わからず屋のトランプ大統領は為替への影響はわかりやすい

大統領になる前から次から次へと問題発言を繰り返して毎日のようにニュースを騒がせているトランプ氏ですがことFXに関しては物凄くわかりやすい言動を繰り返しています。
秋頃から年末にかけてはドル高を容認するような発言を繰り返していたために1ドル118円まで円安が進みました。
この就任前のトランプ氏の世界に向けてのスタンドプレーと駆け引きは凄まじいものがあって対日本だけでも安倍首相どころかソフトバンクの孫社長とまで会見を行い、グローバルの政治力があることをアピールしていました。

今となってみればこの時期のトランプ氏の戦略は、レームダックになっていたオバマ政権の任期のうちに大統領就任予定者という無責任な立場からドル高政策や日本への軍備増強要請など、実際に大統領になってからでは進めにくい政策を「進めるフリ」をしていたのでしょう。

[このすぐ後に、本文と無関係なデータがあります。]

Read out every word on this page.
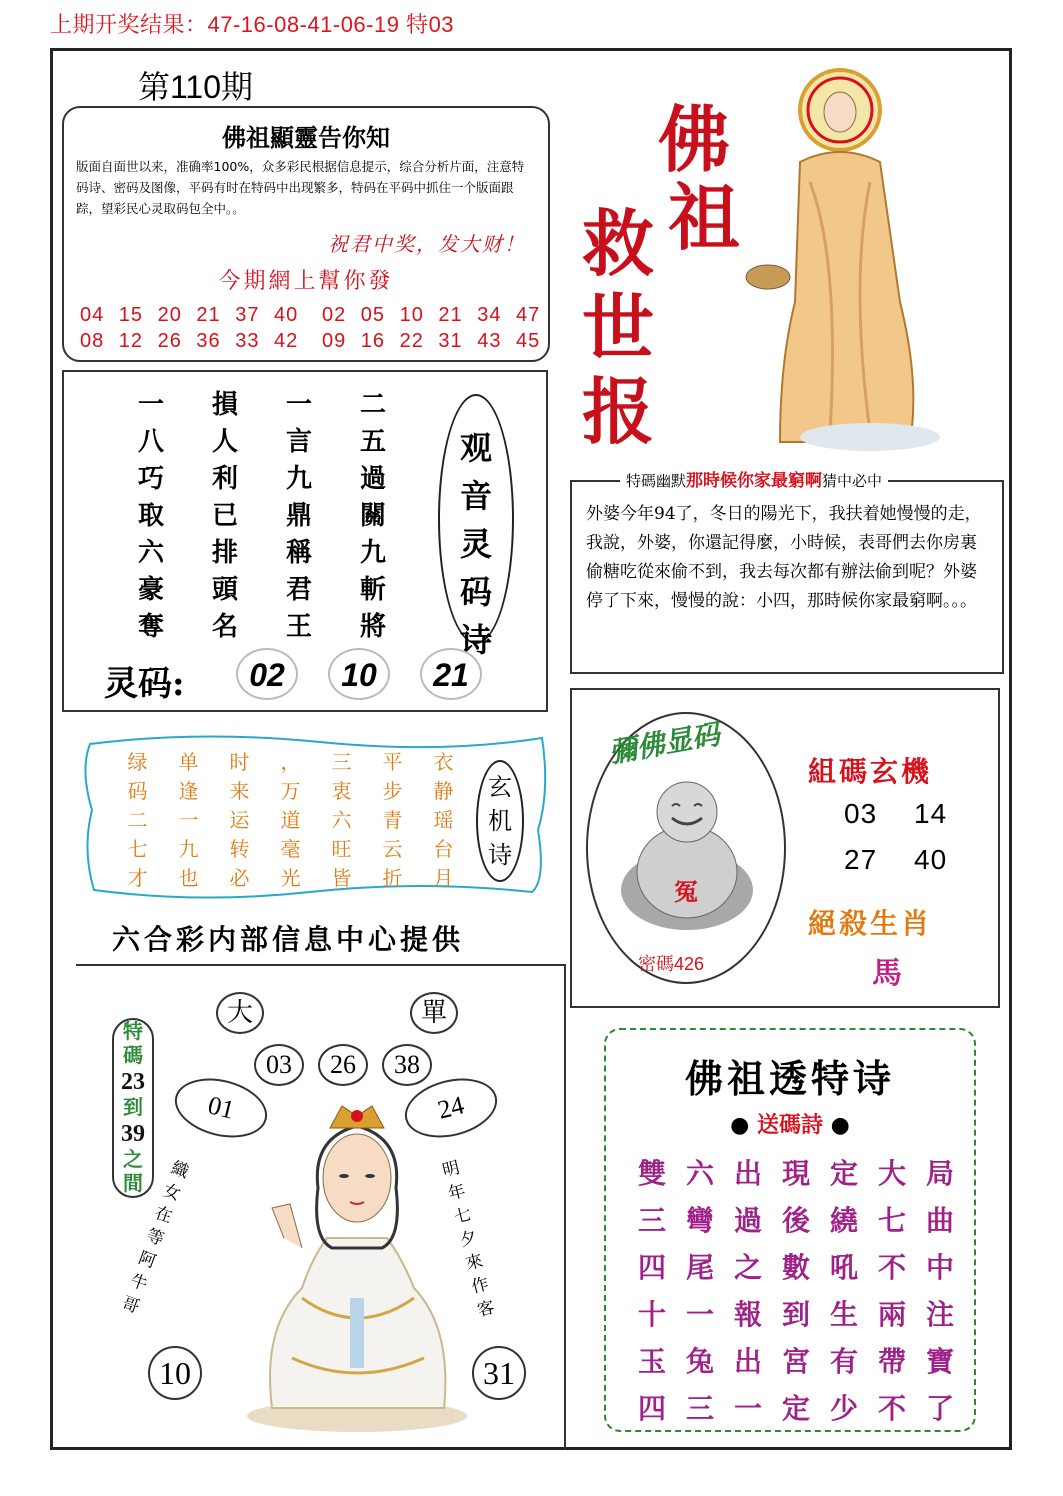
上期开奖结果：47-16-08-41-06-19 特03
第110期
佛祖顯靈告你知
版面自面世以来，准确率100%，众多彩民根据信息提示，综合分析片面，注意特码诗、密码及图像，平码有时在特码中出现繁多，特码在平码中抓住一个版面跟踪，望彩民心灵取码包全中。。
祝君中奖，发大财！
今期網上幫你發
04 15 20 21 37 40
08 12 26 36 33 42
02 05 10 21 34 47
09 16 22 31 43 45
一	損	一	二
八	人	言	五
巧	利	九	過
取	已	鼎	關
六	排	稱	九
豪	頭	君	斬
奪	名	王	將
观音灵码诗
灵码:	02	10	21
绿	单	时	，	三	平	衣
码	逢	来	万	衷	步	静
二	一	运	道	六	青	瑶
七	九	转	毫	旺	云	台
才	也	必	光	皆	折	月
玄机诗
六合彩内部信息中心提供
大	單
03	26	38
01	24
特
碼
23
到
39
之間
織女在等阿牛哥
明年七夕來作客
10	31
佛
祖
救
世
报
外婆今年94了，冬日的陽光下，我扶着她慢慢的走，我說，外婆，你還記得麼，小時候，表哥們去你房裏偷糖吃從來偷不到，我去每次都有辦法偷到呢？外婆停了下來，慢慢的說：小四，那時候你家最窮啊。。。
特碼幽默那時候你家最窮啊猜中必中
彌佛显码
冤
密碼426
組碼玄機
03 14
27 40
絕殺生肖
馬
佛祖透特诗
● 送碼詩 ●
雙 六 出 現 定 大 局
三 彎 過 後 繞 七 曲
四 尾 之 數 吼 不 中
十 一 報 到 生 兩 注
玉 兔 出 宮 有 帶 寶
四 三 一 定 少 不 了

実際この時期は私も含めてFX市場参加者はトランプ氏のスタンドプレーに慣れっこになっていてこの「トランプ就任までの期限付きドル高トレンド」で安定的に投資することができました。

そして年が明けてトランプ氏が本当に大統領に就任してみると、やはり彼は極端な「アメリカ・ファースト」政策を取り始めトヨタやフォードの工場を政治力で脅かしてでもアメリカ国内に留めさせる工作をしたり中国を「為替操作のグランドチャンピオン」などと名指しで露骨に中国政府の元安誘導を非難し始めたりして上がるに任せていたドル高トレンドを一気に逆方向に引っ張っります。

大企業の生産部門を国内に止めさせる、もしくは呼び戻す政策をとっている以上はそれらの企業の国際競争力を維持するためにドル安誘導のための口先介入を繰り返すのがトランプ氏の戦術だろうというのも市場参加者の常識になりつつあるので、しばらくの間はトランプ氏が何か国際的な発言をするたびにドル安要因に拍車がかかる展開が予想できます。

わからず屋の大統領ですが、今のところはFXの参加者にとって単純明快な行動を取る与し易い大統領です。